FDA Approves Use of Prostate Cancer Pill Before Chemo

Kate Johnson


December 11, 2012

The US Food and Drug Administration (FDA) has approved the expanded use of abiraterone acetate (Zytiga, Janssen Biotech Inc) to first-line therapy for metastatic castration-resistant prostate cancer (mCRPC).

The drug, which decreases testosterone production, was approved in April 2011 as a second-line treatment after docetaxel chemotherapy in the same population.

This expanded approval "demonstrates the benefit of evaluating a drug in an earlier disease setting and provides patients and healthcare providers the option of using [abiraterone] earlier in the course of treatment," Richard Pazdur, MD, director of the Office of Oncology Drug Products in the FDA Center for Drug Evaluation and Research, stated in an FDA news release.

The expanded use of abiraterone was approved by the FDA's priority review program on the basis of a randomized double-blind study, which was published online December 10 in the New England Journal of Medicine.

It comes on the heels of a recommendation made last month by the Committee for Medicinal Products for Human Use at the European Medicines Agency, which usually means an approval in Europe.

The study results, which were initially reported at the annual meeting of the American Society of Clinical Oncology in June, involved 1088 men with mCRPC who had not previously received chemotherapy.

All subjects received prednisone 5 mg twice daily, and were then randomized to receive either abiraterone 1000 mg daily or placebo.

The coprimary end points were radiographic progression-free survival and overall survival.

The data and safety monitoring committee unanimously recommended unblinding the study early, after aggregate efficacy and safety data from the second planned interim analysis showed that 43% of the expected deaths had occurred.

At that time, median follow-up was 22.2 months. Radiographic progression-free survival was significantly longer in the abiraterone group than in the placebo group (16.5 vs 8.3 months; hazard ratio [HR], 0.53; P < .001).

Median overall survival was not reached in the abiraterone group and was 27.2 months in the placebo group. The mortality rate was lower in the abiraterone group than in the placebo group (27% vs 34%). There was a 25% decrease in the risk for death in the abiraterone group (HR, 0.75; P = .01), "indicating a strong trend toward improved survival [with abiraterone]; however, the prespecified boundary for significance (P ≤ .001) was not reached at the observed number of events," write the study authors, led by Charles Ryan, MD, from the Helen Diller Family Comprehensive Cancer Center at the University of California, San Francisco.
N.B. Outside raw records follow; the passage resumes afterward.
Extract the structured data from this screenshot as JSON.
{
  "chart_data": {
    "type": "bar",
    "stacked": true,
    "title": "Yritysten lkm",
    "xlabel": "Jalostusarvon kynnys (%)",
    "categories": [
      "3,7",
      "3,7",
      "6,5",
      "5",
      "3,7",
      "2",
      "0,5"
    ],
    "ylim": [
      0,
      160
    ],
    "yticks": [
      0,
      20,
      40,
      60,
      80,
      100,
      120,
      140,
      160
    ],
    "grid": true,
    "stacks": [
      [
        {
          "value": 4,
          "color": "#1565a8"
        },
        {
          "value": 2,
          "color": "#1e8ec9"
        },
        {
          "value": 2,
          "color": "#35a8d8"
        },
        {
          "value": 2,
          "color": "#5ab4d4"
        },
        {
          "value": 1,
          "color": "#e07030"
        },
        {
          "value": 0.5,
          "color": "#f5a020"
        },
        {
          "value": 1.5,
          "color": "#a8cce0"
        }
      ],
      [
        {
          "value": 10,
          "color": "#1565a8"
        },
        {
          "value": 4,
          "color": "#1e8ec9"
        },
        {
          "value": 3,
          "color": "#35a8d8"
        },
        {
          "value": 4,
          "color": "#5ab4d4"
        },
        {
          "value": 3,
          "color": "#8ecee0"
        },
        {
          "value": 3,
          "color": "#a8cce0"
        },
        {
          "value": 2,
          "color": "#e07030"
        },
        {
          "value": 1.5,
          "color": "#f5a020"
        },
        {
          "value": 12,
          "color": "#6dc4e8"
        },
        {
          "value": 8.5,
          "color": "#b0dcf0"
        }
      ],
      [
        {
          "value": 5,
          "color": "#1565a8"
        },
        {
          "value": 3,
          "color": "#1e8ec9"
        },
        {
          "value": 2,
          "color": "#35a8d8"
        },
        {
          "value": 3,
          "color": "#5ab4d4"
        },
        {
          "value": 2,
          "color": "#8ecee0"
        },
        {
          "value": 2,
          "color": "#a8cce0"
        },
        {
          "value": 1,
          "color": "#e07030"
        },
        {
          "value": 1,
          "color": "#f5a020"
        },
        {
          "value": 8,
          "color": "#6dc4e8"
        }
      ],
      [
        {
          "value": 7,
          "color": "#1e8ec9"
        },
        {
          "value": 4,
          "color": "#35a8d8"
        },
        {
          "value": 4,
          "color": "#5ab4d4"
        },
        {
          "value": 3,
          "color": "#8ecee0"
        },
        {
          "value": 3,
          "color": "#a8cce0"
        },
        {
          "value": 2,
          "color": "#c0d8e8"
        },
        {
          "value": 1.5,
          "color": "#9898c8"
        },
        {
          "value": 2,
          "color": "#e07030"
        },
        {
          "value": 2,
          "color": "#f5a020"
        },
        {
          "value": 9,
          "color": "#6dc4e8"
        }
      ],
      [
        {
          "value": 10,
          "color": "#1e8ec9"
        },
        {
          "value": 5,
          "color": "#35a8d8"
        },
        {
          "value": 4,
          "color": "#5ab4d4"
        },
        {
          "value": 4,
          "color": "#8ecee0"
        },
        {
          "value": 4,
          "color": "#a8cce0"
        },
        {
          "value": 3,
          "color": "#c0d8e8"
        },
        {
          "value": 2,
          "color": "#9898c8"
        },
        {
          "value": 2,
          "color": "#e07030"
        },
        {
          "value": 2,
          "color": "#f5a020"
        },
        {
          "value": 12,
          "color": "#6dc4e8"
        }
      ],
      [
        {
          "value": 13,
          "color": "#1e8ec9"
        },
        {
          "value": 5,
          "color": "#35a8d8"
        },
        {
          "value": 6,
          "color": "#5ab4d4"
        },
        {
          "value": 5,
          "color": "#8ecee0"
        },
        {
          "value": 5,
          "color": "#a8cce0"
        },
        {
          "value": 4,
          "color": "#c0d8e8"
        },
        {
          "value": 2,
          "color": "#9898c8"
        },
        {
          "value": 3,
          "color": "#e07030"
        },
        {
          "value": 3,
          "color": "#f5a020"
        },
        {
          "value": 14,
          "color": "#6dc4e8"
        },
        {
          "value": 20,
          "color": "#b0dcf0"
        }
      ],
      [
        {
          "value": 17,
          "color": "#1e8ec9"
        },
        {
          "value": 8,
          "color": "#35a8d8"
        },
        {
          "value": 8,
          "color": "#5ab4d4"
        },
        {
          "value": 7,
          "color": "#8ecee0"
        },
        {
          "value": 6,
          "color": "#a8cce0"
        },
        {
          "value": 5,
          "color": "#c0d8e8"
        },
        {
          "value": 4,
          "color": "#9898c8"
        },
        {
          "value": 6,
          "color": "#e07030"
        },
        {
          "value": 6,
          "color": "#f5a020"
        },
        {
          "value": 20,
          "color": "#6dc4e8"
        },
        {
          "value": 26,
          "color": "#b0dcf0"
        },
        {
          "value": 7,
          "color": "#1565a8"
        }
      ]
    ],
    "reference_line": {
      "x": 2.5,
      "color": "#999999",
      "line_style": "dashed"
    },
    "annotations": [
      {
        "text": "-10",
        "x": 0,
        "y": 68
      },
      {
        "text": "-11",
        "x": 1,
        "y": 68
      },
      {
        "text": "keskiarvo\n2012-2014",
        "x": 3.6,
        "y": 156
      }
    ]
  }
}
For the secondary end points, there was a significant benefit with abiraterone in time to initiation of cytotoxic chemotherapy (25.2 vs 16.8 months; HR, 0.58; P < .001), time to opiate use for cancer-related pain (not reached vs 23.7 months; HR, 0.69; P < .001), time to prostate-specific antigen progression (11.1 vs 5.6 months; HR, 0.49; P < .001), and time to decline in ECOG performance status of at least 1 point (12.3 vs 10.9 months; HR, 0.82; P = .005).

There were more grade 3 or 4 adverse events in the abiraterone group than in the placebo group (48% vs 42%). Discontinuation of treatment because of adverse events was similar in the 2 groups (10% vs 9%). Adverse events leading to death occurred in 4% of the abiraterone group and 2% of the placebo group.

Adverse events reported more frequently in the abiraterone group included fatigue (39% vs 34%), arthralgia (28% vs 24%), and peripheral edema (28% vs 24%). Mineralocorticoid-related toxic effects were also more common in the abiraterone group, including hypertension (22% vs 13%) and hypokalemia (17% vs 13%).

"Treatment effects were consistently favorable across all prespecified patient subgroups," indicating the magnitude of the survival benefit of abiraterone/prednisone over prednisone alone, the authors write.

The study was funded by Ortho Biotech Oncology Research and Development, which is now part of Janssen Research and Development. Dr. Ryan reports receiving grant funding and consultancy fees from Janssen and other pharmaceutical companies. Some of the study coauthors are employees of Janssen and/or have financial relationships with industry, as detailed in the paper.